On the 21st day of pregnancy under anesthesia (chloral hydrate 300 mg / kg), a catheter is inserted into the right carotid artery to record blood pressure (BP), bolus administration of pharmacological agents is carried out in the right femoral vein. Vascular tests are carried out for endothelium-dependent vasodilation (ESV) - intravenous administration of acetylcholine (AH) at a dose of 40 μg / kg, and endothelium-independent vasodilation (ENZV) - intravenous administration of sodium nitropruside (NP) at a dose of 30 μg / kg with a calculated dysfunction ) - Patent No. 2301015 of June 20, 2007 (Bull. No. 17).

When statistical data processing is calculated, the average value, the standard deviation. Differences are considered significant at p <0.05.
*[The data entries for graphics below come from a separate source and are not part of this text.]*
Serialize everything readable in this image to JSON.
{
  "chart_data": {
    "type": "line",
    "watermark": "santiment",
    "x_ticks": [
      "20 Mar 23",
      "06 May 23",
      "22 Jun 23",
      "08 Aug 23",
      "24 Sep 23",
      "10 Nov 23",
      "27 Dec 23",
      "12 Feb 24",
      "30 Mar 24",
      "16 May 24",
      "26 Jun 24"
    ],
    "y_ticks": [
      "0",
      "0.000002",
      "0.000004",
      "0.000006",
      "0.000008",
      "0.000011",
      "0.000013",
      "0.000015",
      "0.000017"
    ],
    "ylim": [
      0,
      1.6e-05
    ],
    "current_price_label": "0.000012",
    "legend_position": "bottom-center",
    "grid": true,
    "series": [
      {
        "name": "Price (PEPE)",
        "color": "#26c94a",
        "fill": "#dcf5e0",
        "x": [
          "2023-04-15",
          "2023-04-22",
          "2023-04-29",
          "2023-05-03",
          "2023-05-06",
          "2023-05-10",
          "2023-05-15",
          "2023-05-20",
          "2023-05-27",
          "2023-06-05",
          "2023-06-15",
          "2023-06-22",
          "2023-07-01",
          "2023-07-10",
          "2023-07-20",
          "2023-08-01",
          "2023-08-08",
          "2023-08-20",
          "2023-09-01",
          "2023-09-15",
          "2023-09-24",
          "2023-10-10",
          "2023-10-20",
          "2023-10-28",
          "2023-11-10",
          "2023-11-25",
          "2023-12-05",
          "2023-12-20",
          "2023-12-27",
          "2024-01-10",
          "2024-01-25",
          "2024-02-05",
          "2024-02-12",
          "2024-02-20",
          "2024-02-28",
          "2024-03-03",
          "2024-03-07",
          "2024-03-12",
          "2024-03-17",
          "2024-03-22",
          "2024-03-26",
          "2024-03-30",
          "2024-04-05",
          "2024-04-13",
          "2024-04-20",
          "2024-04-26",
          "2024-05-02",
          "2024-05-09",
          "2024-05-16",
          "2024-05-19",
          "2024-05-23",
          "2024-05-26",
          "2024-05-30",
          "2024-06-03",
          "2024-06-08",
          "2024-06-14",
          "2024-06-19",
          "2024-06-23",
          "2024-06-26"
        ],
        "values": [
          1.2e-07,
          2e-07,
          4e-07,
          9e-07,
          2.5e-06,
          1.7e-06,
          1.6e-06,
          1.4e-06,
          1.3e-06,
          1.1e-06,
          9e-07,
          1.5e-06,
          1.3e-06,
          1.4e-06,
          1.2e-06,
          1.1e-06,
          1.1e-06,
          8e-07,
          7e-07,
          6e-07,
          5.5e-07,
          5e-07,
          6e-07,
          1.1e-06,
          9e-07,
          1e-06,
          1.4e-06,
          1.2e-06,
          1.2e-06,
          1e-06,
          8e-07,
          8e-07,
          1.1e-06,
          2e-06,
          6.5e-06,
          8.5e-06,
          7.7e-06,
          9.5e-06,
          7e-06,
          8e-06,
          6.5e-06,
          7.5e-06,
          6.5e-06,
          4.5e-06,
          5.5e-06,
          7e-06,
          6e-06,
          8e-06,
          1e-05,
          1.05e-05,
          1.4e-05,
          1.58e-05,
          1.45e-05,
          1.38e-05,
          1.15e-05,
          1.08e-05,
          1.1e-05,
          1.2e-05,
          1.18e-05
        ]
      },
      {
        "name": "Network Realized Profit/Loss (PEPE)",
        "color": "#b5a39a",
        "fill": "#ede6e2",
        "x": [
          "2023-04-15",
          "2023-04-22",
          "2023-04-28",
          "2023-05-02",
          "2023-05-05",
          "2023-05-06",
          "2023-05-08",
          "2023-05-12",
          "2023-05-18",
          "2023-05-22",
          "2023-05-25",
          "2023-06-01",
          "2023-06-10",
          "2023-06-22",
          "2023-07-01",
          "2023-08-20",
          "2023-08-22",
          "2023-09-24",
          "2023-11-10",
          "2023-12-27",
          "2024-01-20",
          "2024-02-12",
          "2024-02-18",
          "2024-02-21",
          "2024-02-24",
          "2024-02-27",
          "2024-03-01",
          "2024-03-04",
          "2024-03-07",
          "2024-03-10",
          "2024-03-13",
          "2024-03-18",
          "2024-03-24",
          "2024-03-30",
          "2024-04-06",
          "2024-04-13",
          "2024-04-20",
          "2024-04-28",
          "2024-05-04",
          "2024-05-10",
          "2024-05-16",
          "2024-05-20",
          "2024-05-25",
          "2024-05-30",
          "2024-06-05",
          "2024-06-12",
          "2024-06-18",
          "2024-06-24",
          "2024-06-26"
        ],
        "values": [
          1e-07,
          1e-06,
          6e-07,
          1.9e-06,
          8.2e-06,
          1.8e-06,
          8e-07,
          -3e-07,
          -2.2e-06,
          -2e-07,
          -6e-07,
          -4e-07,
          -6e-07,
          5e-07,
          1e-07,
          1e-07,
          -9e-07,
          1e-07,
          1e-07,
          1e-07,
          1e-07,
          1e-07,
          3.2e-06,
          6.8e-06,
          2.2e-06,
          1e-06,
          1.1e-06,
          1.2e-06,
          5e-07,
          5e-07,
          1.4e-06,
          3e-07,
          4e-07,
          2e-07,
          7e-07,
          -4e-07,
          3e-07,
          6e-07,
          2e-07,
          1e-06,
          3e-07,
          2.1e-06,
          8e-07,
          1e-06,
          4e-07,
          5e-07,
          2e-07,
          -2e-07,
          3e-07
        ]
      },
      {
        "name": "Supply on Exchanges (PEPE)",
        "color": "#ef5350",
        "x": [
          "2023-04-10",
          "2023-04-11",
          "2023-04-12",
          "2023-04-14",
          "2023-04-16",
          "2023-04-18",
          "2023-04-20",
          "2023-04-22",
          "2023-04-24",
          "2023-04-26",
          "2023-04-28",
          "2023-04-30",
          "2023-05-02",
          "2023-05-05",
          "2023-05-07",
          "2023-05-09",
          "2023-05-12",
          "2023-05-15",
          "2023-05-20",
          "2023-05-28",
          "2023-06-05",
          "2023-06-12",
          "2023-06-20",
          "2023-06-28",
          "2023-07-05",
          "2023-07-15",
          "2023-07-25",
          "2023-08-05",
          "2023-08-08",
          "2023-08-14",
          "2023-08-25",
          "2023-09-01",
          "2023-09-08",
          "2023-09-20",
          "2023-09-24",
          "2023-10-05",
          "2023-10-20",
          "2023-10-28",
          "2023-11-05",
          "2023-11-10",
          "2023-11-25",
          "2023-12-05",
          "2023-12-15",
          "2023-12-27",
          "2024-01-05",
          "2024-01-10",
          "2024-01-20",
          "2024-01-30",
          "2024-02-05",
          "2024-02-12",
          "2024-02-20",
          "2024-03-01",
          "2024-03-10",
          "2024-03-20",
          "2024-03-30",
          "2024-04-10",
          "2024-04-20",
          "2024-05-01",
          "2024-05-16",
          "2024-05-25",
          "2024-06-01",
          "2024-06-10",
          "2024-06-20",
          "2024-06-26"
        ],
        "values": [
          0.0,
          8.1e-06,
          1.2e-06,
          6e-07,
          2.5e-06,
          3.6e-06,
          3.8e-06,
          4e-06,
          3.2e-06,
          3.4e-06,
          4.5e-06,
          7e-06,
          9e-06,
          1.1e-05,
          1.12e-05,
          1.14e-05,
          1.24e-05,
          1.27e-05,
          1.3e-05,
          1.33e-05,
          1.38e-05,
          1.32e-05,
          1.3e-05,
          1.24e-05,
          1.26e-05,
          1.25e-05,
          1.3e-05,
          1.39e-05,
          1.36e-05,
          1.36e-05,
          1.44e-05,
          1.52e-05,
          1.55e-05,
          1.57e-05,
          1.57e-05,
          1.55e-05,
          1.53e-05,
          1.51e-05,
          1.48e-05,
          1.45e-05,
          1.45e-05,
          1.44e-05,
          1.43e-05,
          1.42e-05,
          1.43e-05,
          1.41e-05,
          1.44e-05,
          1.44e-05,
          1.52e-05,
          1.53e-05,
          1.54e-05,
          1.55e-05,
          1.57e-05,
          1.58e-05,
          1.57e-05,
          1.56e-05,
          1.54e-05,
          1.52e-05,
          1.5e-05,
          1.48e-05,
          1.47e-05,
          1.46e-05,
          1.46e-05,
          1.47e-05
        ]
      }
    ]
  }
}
EXAMPLE OF SPECIFIC IMPLEMENTATION.

The blockade of NO synthase caused by the 7-day administration of L-NAME to pregnant rats disrupted the relationship between vasodilating and vasoconstrictor mechanisms for regulating vascular tone, as evidenced by the results of vascular tests for endothelium-dependent relaxation (acetylcholine) and endothelium-independent (increase) sodium nitrossruss 1.28 ± 0.23 in intact pregnant animals up to 3.06 ± 0.32 * (p <0.05). In addition, a significant increase in systolic and diastolic blood pressure was observed from 125 ± 6.3 and 82.0 ± 5.8 to 183.1 ± 9.4 and 136.7 ± 7.4 mm Hg. respectively. Subcutaneous administration of recombinant erythropoietin (50 IU / kg) on days 7, 10, 13, 16, 19 of pregnancy led to a significant decrease in QED to 1.70 ± 0.1, which is two times less than in the group of animals with L -NAME (p <0.05), as well as the correction of systolic and diastolic blood pressure - 143.5 ± 4.3 and 98.1 ± 5.9 mm Hg respectively.

Thus, the obtained results convincingly indicate a pronounced correction of endothelial dysfunction under the conditions of the similar model of gestosis reproduced by ADMA in pregnant rats by recombinant erythropoietin.

Claims (1)

A method for correcting endothelial dysfunction in an ADMA-like gestosis model, comprising reproducing a gestosis model in Wistar rats daily from 14 to 20 days of gestation with intraperitoneal administration of L-nitro-arginine-methyl ester at a dose of 25 mg / kg, characterized in that for the correction of the simulated pathology is administered subcutaneously recombinant erythropoietin at a dose of 50 IU / kg on the 7th, 10th, 13th, 16th, 19th day of pregnancy.